NoSQL

In most of my experience as a Data Science at a large Bank, I have retrieved data from relational databases. More recently, we have built a new platform, where I have been working with Cassandra for timeseries on a Kubernetes cluster. I happened to watch this 1-hour presentation on NoSQL databases, which furthered my motivation to understand the topic, so I read a textbook on NoSQL by Pramod Sadalage and Martin Fowler. Below are my notes.

Polyglot Persistence is the idea of using different data stores in different circumstances. The term borrows from the term Polyglot Programming referring to multiple computer programming languages within an application.
NoSQL is a movement, not a technology.
Relational databases are not designed to run on clusters and thus scaling presents a challenge. Amazon (Dynamo paper) and Google (BigTable paper) were very influential in setting the direction for the resolution.

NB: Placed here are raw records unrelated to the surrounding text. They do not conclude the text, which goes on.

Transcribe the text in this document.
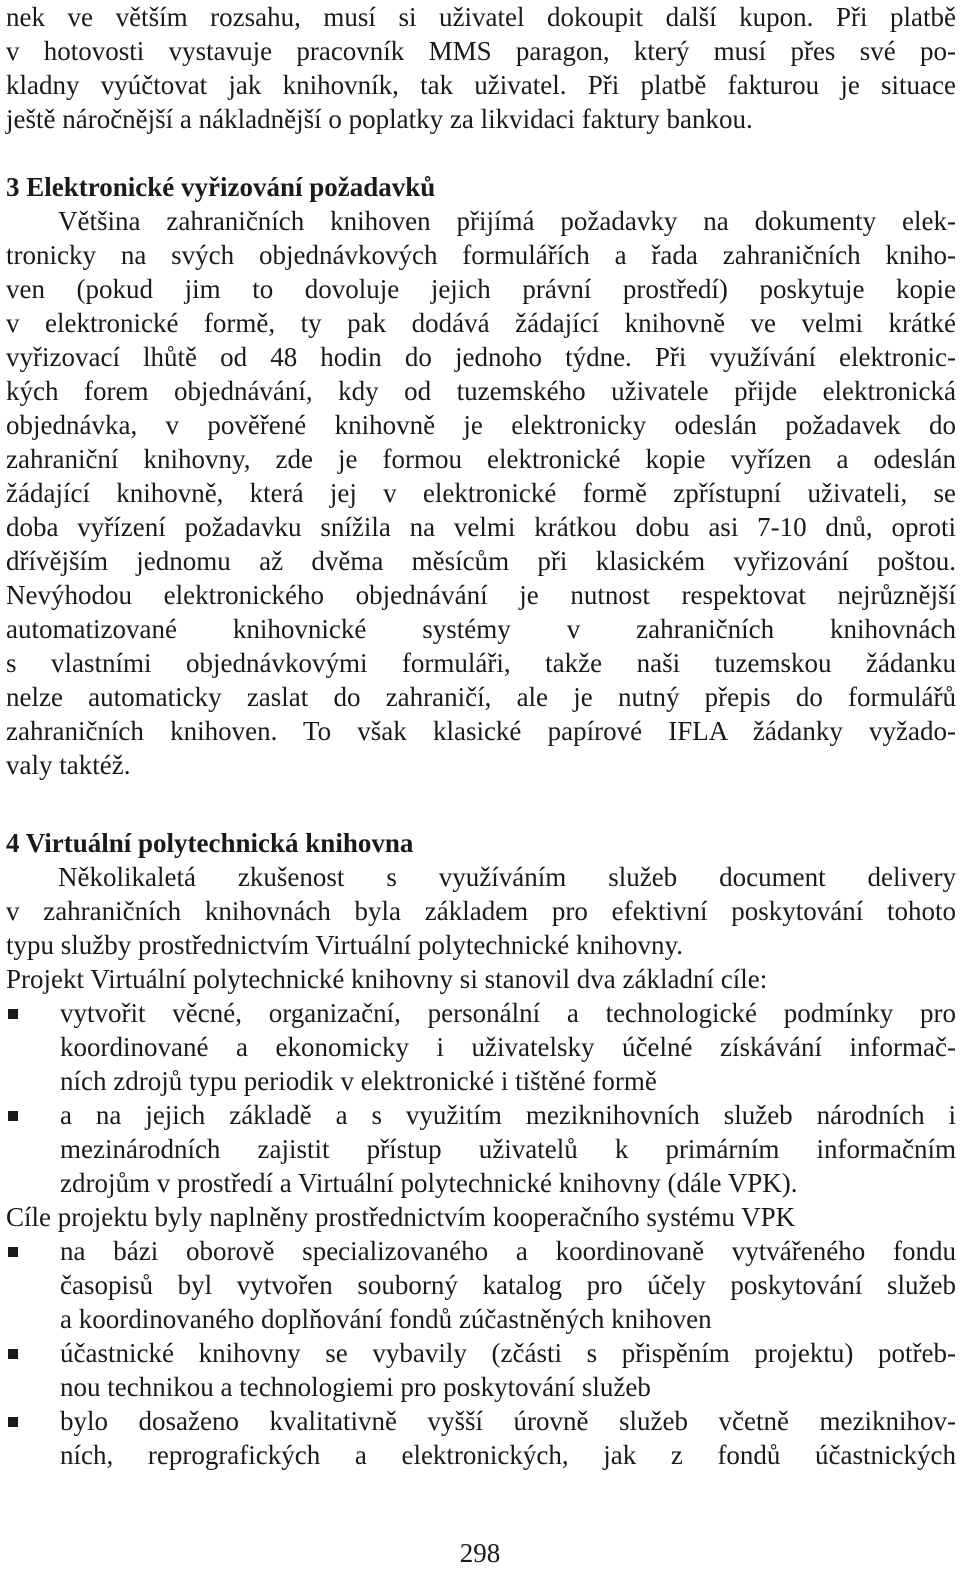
nek ve větším rozsahu, musí si uživatel dokoupit další kupon. Při platbě
v hotovosti vystavuje pracovník MMS paragon, který musí přes své po-
kladny vyúčtovat jak knihovník, tak uživatel. Při platbě fakturou je situace
ještě náročnější a nákladnější o poplatky za likvidaci faktury bankou.
3 Elektronické vyřizování požadavků
Většina zahraničních knihoven přijímá požadavky na dokumenty elek-
tronicky na svých objednávkových formulářích a řada zahraničních kniho-
ven (pokud jim to dovoluje jejich právní prostředí) poskytuje kopie
v elektronické formě, ty pak dodává žádající knihovně ve velmi krátké
vyřizovací lhůtě od 48 hodin do jednoho týdne. Při využívání elektronic-
kých forem objednávání, kdy od tuzemského uživatele přijde elektronická
objednávka, v pověřené knihovně je elektronicky odeslán požadavek do
zahraniční knihovny, zde je formou elektronické kopie vyřízen a odeslán
žádající knihovně, která jej v elektronické formě zpřístupní uživateli, se
doba vyřízení požadavku snížila na velmi krátkou dobu asi 7-10 dnů, oproti
dřívějším jednomu až dvěma měsícům při klasickém vyřizování poštou.
Nevýhodou elektronického objednávání je nutnost respektovat nejrůznější
automatizované knihovnické systémy v zahraničních knihovnách
s vlastními objednávkovými formuláři, takže naši tuzemskou žádanku
nelze automaticky zaslat do zahraničí, ale je nutný přepis do formulářů
zahraničních knihoven. To však klasické papírové IFLA žádanky vyžado-
valy taktéž.
4 Virtuální polytechnická knihovna
Několikaletá zkušenost s využíváním služeb document delivery
v zahraničních knihovnách byla základem pro efektivní poskytování tohoto
typu služby prostřednictvím Virtuální polytechnické knihovny.
Projekt Virtuální polytechnické knihovny si stanovil dva základní cíle:
vytvořit věcné, organizační, personální a technologické podmínky pro
koordinované a ekonomicky i uživatelsky účelné získávání informač-
ních zdrojů typu periodik v elektronické i tištěné formě
a na jejich základě a s využitím meziknihovních služeb národních i
mezinárodních zajistit přístup uživatelů k primárním informačním
zdrojům v prostředí a Virtuální polytechnické knihovny (dále VPK).
Cíle projektu byly naplněny prostřednictvím kooperačního systému VPK
na bázi oborově specializovaného a koordinovaně vytvářeného fondu
časopisů byl vytvořen souborný katalog pro účely poskytování služeb
a koordinovaného doplňování fondů zúčastněných knihoven
účastnické knihovny se vybavily (zčásti s přispěním projektu) potřeb-
nou technikou a technologiemi pro poskytování služeb
bylo dosaženo kvalitativně vyšší úrovně služeb včetně meziknihov-
ních, reprografických a elektronických, jak z fondů účastnických
298
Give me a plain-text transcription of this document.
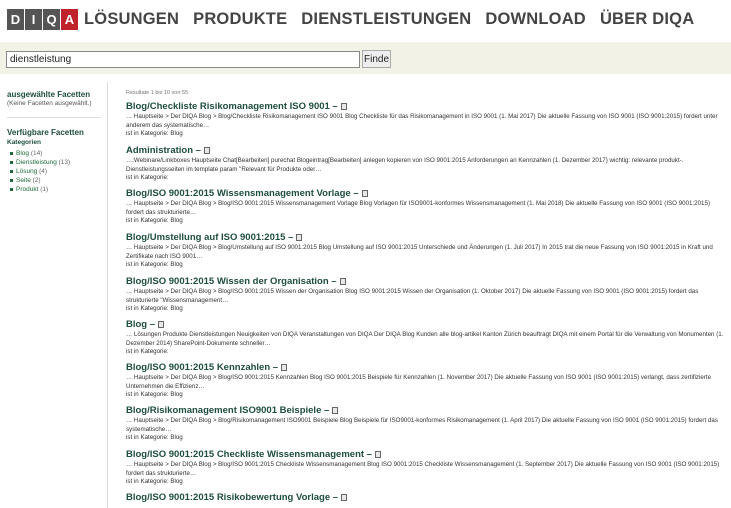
D I Q A LÖSUNGEN PRODUKTE DIENSTLEISTUNGEN DOWNLOAD ÜBER DIQA
dienstleistung
Finde
ausgewählte Facetten
(Keine Facetten ausgewählt.)
Verfügbare Facetten
Kategorien
Blog (14)
Dienstleistung (13)
Lösung (4)
Seite (2)
Produkt (1)
Resultate 1 bis 10 von 55
Blog/Checkliste Risikomanagement ISO 9001 –
… Hauptseite > Der DIQA Blog > Blog/Checkliste Risikomanagement ISO 9001 Blog Checkliste für das Risikomanagement in ISO 9001 (1. Mai 2017) Die aktuelle Fassung von ISO 9001 (ISO 9001:2015) fordert unter anderem das systematische…
ist in Kategorie: Blog
Administration –
…:Webinare/Linkboxes Hauptseite Chat[Bearbeiten] purechat Blogeintrag[Bearbeiten] anlegen kopieren von ISO 9001:2015 Anforderungen an Kennzahlen (1. Dezember 2017) wichtig: relevante produkt-. Dienstleistungsseiten im template param "Relevant für Produkte oder…
ist in Kategorie:
Blog/ISO 9001:2015 Wissensmanagement Vorlage –
… Hauptseite > Der DIQA Blog > Blog/ISO 9001:2015 Wissensmanagement Vorlage Blog Vorlagen für ISO9001-konformes Wissensmanagement (1. Mai 2018) Die aktuelle Fassung von ISO 9001 (ISO 9001:2015) fordert das strukturierte…
ist in Kategorie: Blog
Blog/Umstellung auf ISO 9001:2015 –
… Hauptseite > Der DIQA Blog > Blog/Umstellung auf ISO 9001:2015 Blog Umstellung auf ISO 9001:2015 Unterschiede und Änderungen (1. Juli 2017) In 2015 trat die neue Fassung von ISO 9001:2015 in Kraft und Zertifikate nach ISO 9001…
ist in Kategorie: Blog
Blog/ISO 9001:2015 Wissen der Organisation –
… Hauptseite > Der DIQA Blog > Blog/ISO 9001:2015 Wissen der Organisation Blog ISO 9001:2015 Wissen der Organisation (1. Oktober 2017) Die aktuelle Fassung von ISO 9001 (ISO 9001:2015) fordert das strukturierte "Wissensmanagement…
ist in Kategorie: Blog
Blog –
… Lösungen Produkte Dienstleistungen Neuigkeiten von DIQA Veranstaltungen von DIQA Der DIQA Blog Kunden alle blog-artikel Kanton Zürich beauftragt DIQA mit einem Portal für die Verwaltung von Monumenten (1. Dezember 2014) SharePoint-Dokumente schneller…
ist in Kategorie:
Blog/ISO 9001:2015 Kennzahlen –
… Hauptseite > Der DIQA Blog > Blog/ISO 9001:2015 Kennzahlen Blog ISO 9001:2015 Beispiele für Kennzahlen (1. November 2017) Die aktuelle Fassung von ISO 9001 (ISO 9001:2015) verlangt, dass zertifizierte Unternehmen die Effizienz…
ist in Kategorie: Blog
Blog/Risikomanagement ISO9001 Beispiele –
… Hauptseite > Der DIQA Blog > Blog/Risikomanagement ISO9001 Beispiele Blog Beispiele für ISO9001-konformes Risikomanagement (1. April 2017) Die aktuelle Fassung von ISO 9001 (ISO 9001:2015) fordert das systematische…
ist in Kategorie: Blog
Blog/ISO 9001:2015 Checkliste Wissensmanagement –
… Hauptseite > Der DIQA Blog > Blog/ISO 9001:2015 Checkliste Wissensmanagement Blog ISO 9001:2015 Checkliste Wissensmanagement (1. September 2017) Die aktuelle Fassung von ISO 9001 (ISO 9001:2015) fordert das strukturierte…
ist in Kategorie: Blog
Blog/ISO 9001:2015 Risikobewertung Vorlage –
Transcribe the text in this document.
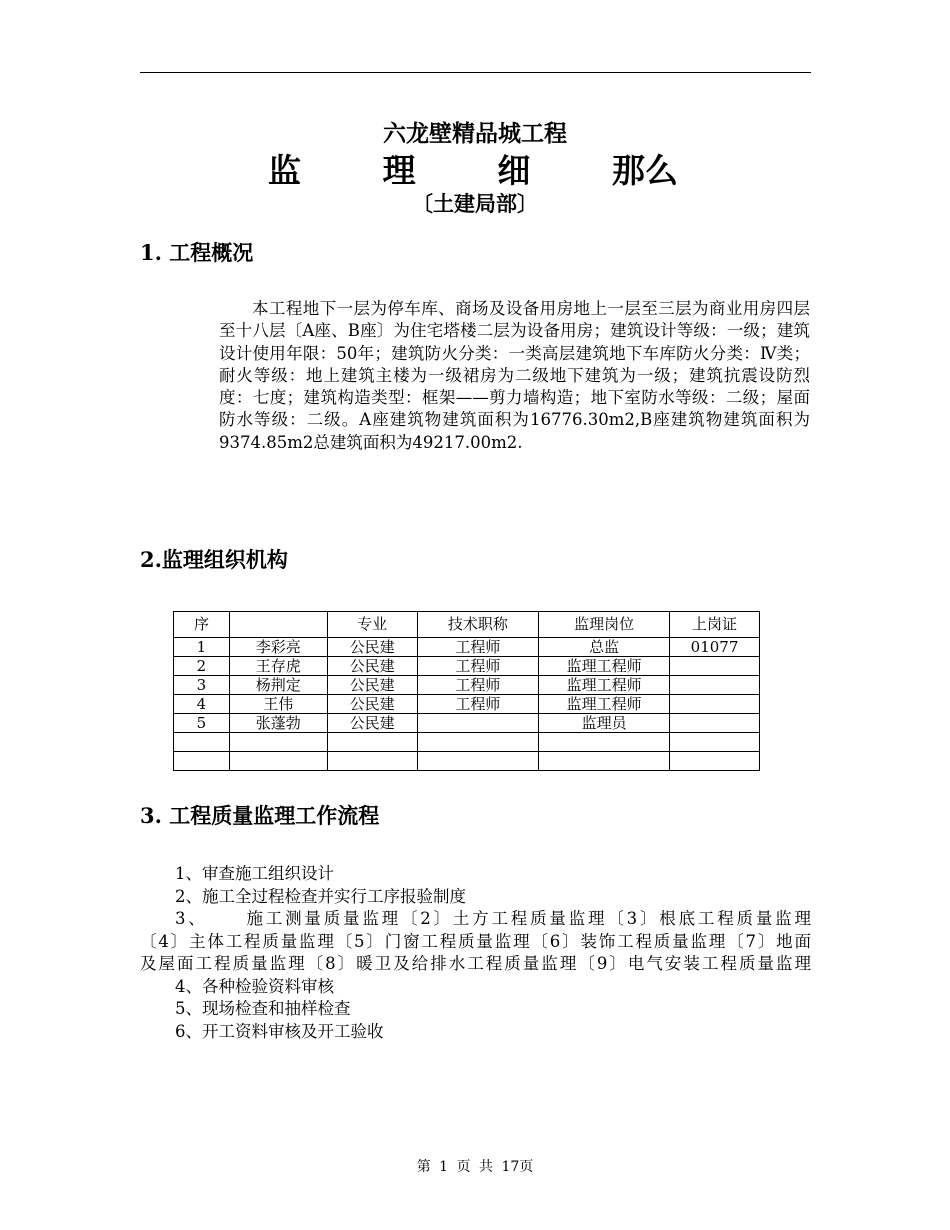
六龙壁精品城工程
监 理 细 那么
〔土建局部〕
1. 工程概况

本工程地下一层为停车库、商场及设备用房地上一层至三层为商业用房四层至十八层〔A座、B座〕为住宅塔楼二层为设备用房；建筑设计等级：一级；建筑设计使用年限：50年；建筑防火分类：一类高层建筑地下车库防火分类：Ⅳ类；耐火等级：地上建筑主楼为一级裙房为二级地下建筑为一级；建筑抗震设防烈度：七度；建筑构造类型：框架——剪力墙构造；地下室防水等级：二级；屋面防水等级：二级。A座建筑物建筑面积为16776.30m2,B座建筑物建筑面积为9374.85m2总建筑面积为49217.00m2.

2.监理组织机构
序		专业	技术职称	监理岗位	上岗证
1	李彩亮	公民建	工程师	总监	01077
2	王存虎	公民建	工程师	监理工程师	
3	杨荆定	公民建	工程师	监理工程师	
4	王伟	公民建	工程师	监理工程师	
5	张蓬勃	公民建		监理员	

3. 工程质量监理工作流程
1、审查施工组织设计
2、施工全过程检查并实行工序报验制度
3、 施工测量质量监理〔2〕土方工程质量监理〔3〕根底工程质量监理
〔4〕主体工程质量监理〔5〕门窗工程质量监理〔6〕装饰工程质量监理〔7〕地面
及屋面工程质量监理〔8〕暖卫及给排水工程质量监理〔9〕电气安装工程质量监理
4、各种检验资料审核
5、现场检查和抽样检查
6、开工资料审核及开工验收
第 1 页 共 17页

Relational databases often work very well. Migrating away from this framework should be motivated by a specific objective (e.g. running on clusters).
Integration databases are a single source of data for multiple applications. The alternative paradigm is an Application database, which has a one to one relationship between storage and application.
Application databases are the paradigm of NoSQL. The application “knows” the database structure. A schemaless db shifts the schema into the application that accesses it. This type of db is more forgiving for evolving needs.
Relational databases are good for analyzing data. NoSQL databases are not flexible for querying.
There are 4 types of NoSQL dbs, the first 3 are called aggregate oriented data models.
- Key-Value: Redis, Riak, Dynamo; value is opaque
- Document: MongoDB, Couch; value has structure.
- Column-family: Cassandra, HBase
- Graph: NodeJs
An aggregate is a collection of related objects that are treated as an object. They form the boundaries of an ACID operation. It is central to running on a cluster.
Distribution Model. Demonstrates the trade-off between consistency and availability.
- Single-server
- Sharding: different parts of data onto different servers. Each server is a single source of a subset of data.
- Master/slave replication: Replicating data across multiple nodes with one node the authority (master). Helps read scalability.
- Peer-to-peer replication: Replicating data across all nodes, no authority. Helps write scalability. Linear scaling because no master (Cassandra is example).
Consistency:
- Conflicts occur when clients try to write the same data at the same time (write-write) or one client reads inconsistent data during another’s write (read-write).
- Pessimistic approach lock data to prevent conflicts, optimistic detects conflicts and fixes.
- To get good consistency, many nodes should be involved but the reduces latency.
- CAP Theorem: when you create partitions, you trade-off consistency with availability.